Tout a été pensé pour maximiser l’espace dans les maisonnettes, tout en minimisant les coûts énergétiques. Les systèmes d’aération et de chauffage sont dissimulés dans les murs et chaque toit est doté de panneaux solaires, ce qui réduit de beaucoup la facture d’électricité.

Chacune est configurée avec soin et il n’y a aucune perte d’espace. On y trouve un coin chambre à coucher, une salle de bain avec douche, une cuisinette munie d’une frigo, d’un rond à cuisson à induction et d’un micro-ondes. Les étagères sont équipées de vaisselle et d’ustensiles de base, alors que les armoires sont garnies de victuailles offertes gratuitement aux nouveaux locataires. Une fois bien installés, ceux-ci devront s’approvisionner par leurs propres moyens. Par ailleurs, le loyer est fixé en fonction du revenu des locataires, au bas mot à 190 $ par mois.

Douleurs de croissance

Par ailleurs, une équipe d’intervenants psychosociaux et en toxicomanie complète l’équipe d’employés. Ceux-ci accompagnent les résidants dans leurs démarches vers l’abstinence et la stabilisation de leur situation.

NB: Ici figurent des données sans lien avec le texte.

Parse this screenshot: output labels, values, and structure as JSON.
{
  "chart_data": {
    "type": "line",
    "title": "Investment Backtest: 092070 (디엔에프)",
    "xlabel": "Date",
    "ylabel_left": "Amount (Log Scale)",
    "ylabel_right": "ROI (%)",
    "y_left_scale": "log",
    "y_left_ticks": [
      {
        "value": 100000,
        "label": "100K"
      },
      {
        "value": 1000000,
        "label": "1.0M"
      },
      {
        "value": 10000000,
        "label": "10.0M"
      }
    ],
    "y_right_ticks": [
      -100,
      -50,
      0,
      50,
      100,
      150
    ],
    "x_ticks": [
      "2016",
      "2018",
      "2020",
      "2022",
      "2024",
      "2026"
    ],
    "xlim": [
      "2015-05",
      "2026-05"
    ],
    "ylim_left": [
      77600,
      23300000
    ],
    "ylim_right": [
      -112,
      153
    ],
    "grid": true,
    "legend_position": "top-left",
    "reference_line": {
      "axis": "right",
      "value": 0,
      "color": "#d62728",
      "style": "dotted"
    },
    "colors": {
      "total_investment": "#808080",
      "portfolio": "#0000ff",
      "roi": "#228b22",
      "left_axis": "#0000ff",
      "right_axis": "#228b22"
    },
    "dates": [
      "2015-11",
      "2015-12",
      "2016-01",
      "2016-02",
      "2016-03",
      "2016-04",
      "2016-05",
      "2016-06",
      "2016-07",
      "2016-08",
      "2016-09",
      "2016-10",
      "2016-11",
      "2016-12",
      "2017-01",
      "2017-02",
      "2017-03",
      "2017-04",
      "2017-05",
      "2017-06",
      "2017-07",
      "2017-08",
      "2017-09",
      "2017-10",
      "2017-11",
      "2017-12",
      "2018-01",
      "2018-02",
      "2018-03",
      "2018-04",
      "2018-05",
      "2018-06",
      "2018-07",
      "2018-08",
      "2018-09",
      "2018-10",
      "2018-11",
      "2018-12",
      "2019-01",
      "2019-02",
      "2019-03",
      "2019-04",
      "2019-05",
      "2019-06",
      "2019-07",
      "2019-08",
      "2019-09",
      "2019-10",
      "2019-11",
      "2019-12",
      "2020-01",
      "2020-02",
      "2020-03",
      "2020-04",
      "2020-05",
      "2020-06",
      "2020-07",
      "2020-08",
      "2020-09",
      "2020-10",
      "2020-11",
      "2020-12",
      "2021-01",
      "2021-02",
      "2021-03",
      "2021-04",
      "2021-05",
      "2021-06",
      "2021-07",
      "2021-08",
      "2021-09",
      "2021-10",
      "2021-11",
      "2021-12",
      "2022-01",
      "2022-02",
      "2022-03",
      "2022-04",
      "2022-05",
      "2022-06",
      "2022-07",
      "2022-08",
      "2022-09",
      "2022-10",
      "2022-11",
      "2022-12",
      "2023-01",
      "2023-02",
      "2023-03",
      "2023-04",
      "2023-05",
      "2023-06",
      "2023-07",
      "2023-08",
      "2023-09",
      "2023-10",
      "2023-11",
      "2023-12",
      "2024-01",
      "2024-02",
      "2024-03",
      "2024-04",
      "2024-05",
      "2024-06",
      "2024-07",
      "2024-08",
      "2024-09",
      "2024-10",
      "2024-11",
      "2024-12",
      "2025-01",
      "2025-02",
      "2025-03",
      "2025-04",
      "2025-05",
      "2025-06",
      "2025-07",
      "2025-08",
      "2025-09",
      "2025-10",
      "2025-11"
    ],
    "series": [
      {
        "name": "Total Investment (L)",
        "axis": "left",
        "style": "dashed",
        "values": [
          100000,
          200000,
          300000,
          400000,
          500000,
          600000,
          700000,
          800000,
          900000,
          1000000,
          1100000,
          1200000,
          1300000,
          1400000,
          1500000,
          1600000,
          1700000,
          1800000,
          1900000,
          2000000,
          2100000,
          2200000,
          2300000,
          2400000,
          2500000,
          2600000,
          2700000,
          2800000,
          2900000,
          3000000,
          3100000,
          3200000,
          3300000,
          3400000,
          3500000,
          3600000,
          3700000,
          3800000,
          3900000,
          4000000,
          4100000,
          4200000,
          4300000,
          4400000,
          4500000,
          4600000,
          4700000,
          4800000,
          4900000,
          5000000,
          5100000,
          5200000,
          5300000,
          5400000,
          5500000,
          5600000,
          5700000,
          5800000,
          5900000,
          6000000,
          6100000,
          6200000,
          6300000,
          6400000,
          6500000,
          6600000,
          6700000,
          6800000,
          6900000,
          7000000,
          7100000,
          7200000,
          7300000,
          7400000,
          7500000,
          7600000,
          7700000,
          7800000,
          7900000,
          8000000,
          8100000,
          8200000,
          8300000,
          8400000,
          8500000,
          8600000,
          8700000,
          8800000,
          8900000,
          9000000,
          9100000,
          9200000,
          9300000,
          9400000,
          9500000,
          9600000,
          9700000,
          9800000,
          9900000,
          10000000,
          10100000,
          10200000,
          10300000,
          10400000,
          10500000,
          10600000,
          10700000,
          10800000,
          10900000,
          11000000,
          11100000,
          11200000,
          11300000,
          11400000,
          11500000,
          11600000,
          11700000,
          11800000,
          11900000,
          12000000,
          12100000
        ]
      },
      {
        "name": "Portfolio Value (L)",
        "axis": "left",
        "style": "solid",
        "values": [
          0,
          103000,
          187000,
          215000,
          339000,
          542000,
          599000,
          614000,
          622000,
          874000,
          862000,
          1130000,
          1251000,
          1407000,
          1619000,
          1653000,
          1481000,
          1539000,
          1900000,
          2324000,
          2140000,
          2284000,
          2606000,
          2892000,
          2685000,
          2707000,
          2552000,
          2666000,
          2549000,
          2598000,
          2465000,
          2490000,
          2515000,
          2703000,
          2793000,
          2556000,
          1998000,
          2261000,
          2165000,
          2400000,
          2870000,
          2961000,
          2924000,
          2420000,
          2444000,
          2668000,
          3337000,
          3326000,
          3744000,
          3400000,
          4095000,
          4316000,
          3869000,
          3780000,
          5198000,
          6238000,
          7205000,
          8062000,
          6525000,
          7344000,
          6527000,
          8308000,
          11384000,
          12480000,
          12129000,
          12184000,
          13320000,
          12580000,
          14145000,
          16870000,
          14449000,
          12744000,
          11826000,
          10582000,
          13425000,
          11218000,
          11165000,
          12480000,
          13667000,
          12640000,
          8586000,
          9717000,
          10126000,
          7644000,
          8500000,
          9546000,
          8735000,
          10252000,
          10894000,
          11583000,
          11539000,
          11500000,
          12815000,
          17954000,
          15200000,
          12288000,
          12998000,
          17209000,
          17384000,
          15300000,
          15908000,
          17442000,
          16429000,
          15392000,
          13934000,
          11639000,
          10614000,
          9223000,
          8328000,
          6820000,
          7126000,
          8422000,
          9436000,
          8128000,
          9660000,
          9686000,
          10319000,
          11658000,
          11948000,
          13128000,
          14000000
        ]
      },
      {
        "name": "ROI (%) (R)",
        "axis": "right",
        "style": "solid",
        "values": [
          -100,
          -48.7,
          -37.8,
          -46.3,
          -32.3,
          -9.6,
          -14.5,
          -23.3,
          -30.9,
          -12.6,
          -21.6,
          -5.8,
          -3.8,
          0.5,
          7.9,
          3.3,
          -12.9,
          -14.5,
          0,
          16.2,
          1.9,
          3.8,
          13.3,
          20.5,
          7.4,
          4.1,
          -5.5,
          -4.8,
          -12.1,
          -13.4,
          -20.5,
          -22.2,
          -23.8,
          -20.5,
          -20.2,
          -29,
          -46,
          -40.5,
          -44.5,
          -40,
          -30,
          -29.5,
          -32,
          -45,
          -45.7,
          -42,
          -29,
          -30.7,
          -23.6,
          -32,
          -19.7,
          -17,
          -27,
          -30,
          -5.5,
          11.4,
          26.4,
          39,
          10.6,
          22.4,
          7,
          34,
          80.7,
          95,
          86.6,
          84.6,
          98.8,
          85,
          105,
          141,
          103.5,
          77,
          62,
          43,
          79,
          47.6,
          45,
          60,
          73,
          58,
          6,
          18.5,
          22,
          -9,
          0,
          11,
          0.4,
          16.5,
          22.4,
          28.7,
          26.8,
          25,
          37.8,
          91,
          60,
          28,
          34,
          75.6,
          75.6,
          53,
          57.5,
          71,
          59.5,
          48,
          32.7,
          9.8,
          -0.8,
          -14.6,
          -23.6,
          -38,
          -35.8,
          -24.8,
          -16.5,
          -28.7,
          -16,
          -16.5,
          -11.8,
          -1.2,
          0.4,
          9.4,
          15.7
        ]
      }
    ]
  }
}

Par contre, et il fallait s’y attendre, la communauté a récemment connu quelques douleurs de croissance. Des personnes indésirables s’infiltraient parmi les résidants et squattaient les lieux à toute heure. Finalement, on a expulsé les gens problématiques et installé une guérite à l’entrée du terrain, qui demeure fermée la nuit, ce qui a créé un sentiment de sécurité dans la communauté.

« Je suis fier de ce que nous avons accompli ici. C’est un succès pour toute la communauté », résume l’entrepreneur social.

Le « maire » de 12 Neighbours a peut-être bien raison : il faudrait des Marcel Lebrun dans chaque ville.